Der Mensch, der nicht in Christus ist, befindet sich noch in seinen Sünden. Einen Mittelweg gibt es hier nicht. Du bist entweder in Christus oder du bist nicht in ihm. Teilweise in ihm zu sein, ist unmöglich. Wenn nur eine Haarbreite zwischen dir und ihm ist, so stehst du noch unter dem Zorn und der Verdammnis. Aber andererseits, wenn du in ihm bist, so bist du „wie er ist“ vor Gott und wirst trotz Gottes unendlicher Heiligkeit von ihm so betrachtet. Das ist die einfache Belehrung des Wortes Gottes. „Ihr seid vollendet in ihm“, „begnadigt in dem Geliebten“, „Glieder seines Leibes, von seinem Fleisch und von seinen Gebeinen.“ – „Wer aber dem Herrn anhängt, ist ein Geist mit ihm“ (Kol 2,10Eph 1,6; 5,30; 1Kor 6,17). Es ist nicht möglich, dass das Haupt auf einer Stufe der Huld Gottes steht und die Glieder auf einer anderen.

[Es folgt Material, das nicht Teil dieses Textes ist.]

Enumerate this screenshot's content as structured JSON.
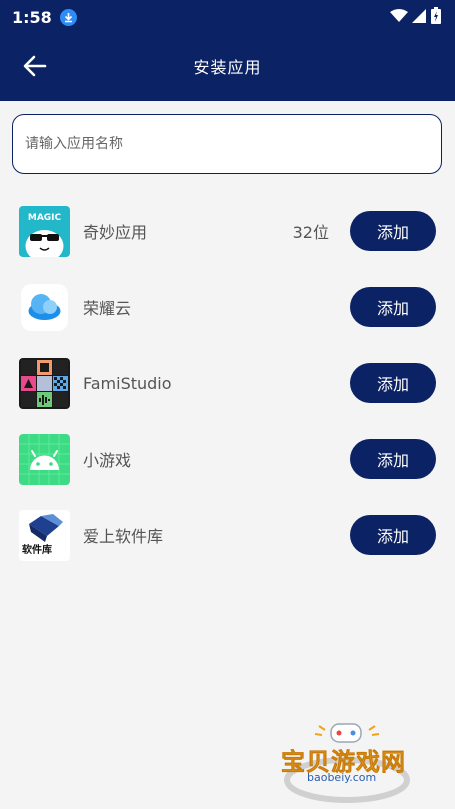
{
  "status": {
    "time": "1:58"
  },
  "header": {
    "title": "安装应用"
  },
  "search": {
    "placeholder": "请输入应用名称"
  },
  "apps": [
    {
      "name": "奇妙应用",
      "count": "32位",
      "button": "添加",
      "icon": "magic-app-icon",
      "icon_text": "MAGIC"
    },
    {
      "name": "荣耀云",
      "count": "",
      "button": "添加",
      "icon": "honor-cloud-icon"
    },
    {
      "name": "FamiStudio",
      "count": "",
      "button": "添加",
      "icon": "famistudio-icon"
    },
    {
      "name": "小游戏",
      "count": "",
      "button": "添加",
      "icon": "android-game-icon"
    },
    {
      "name": "爱上软件库",
      "count": "",
      "button": "添加",
      "icon": "software-library-icon",
      "icon_text": "软件库"
    }
  ],
  "watermark": {
    "text": "宝贝游戏网",
    "url": "baobeiy.com"
  },
  "colors": {
    "primary": "#0b2264",
    "background": "#f4f4f4"
  }
}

Nein, das Haupt und die Glieder sind eins. Gott betrachtet sie als eins, und darum sind sie eins. Diese Wahrheit bildet gleichzeitig die Grundlage des höchsten Vertrauens und der tiefsten Demut. Sie gibt die volle Gewissheit der „Freimütigkeit am Tag des Gerichts“ (1Joh 4,17), weil es unmöglich ist, dass ihm, mit dem wir einsgemacht sind, irgendetwas zur Last gelegt werden könnte. Sie verleiht uns ein tiefes Gefühl von unserem eigenen Nichts, weil unsere Vereinigung mit Christus auf den Tod der Natur und auf die gänzliche Vernichtung aller ihrer Forderungen und Ansprüche gegründet ist.
Da nun also das Haupt und die Glieder in derselben Stellung unendlicher Gunst und Huld vor Gott betrachtet werden, so ist es vollkommen klar, dass sich alle Glieder in derselben Huld, in derselben Errettung, in demselben Leben und in derselben Gerechtigkeit befinden. Es gibt keine Grade oder Stufen in der Rechtfertigung. Das Kind in Christus steht in derselben Rechtfertigung wie der Gläubige, der auf eine fünfzigjährige Erfahrung zurückblicken kann. Der eine wie der andere befindet sich in Christus, und so wie dies der einzige Grund des Lebens ist, so ist es auch der einzige Grund der Rechtfertigung. Es gibt weder zwei Arten des Lebens noch zwei Arten der Rechtfertigung. Freilich gibt es verschiedene Grade im Genuss dieser Rechtfertigung, verschiedene Grade in der Erkenntnis ihrer Fülle und Tragweite und verschiedene Stufen in der Fähigkeit, ihre Kraft auf Herz und Leben anzuwenden. Diese Dinge werden oft mit der Rechtfertigung selbst verwechselt, die, da sie göttlich ist, notwendigerweise auch ewig, unumschränkt und unveränderlich sein muss und durch die Unbeständigkeit menschlicher Gefühle und Erfahrungen durchaus nicht erschüttert werden kann.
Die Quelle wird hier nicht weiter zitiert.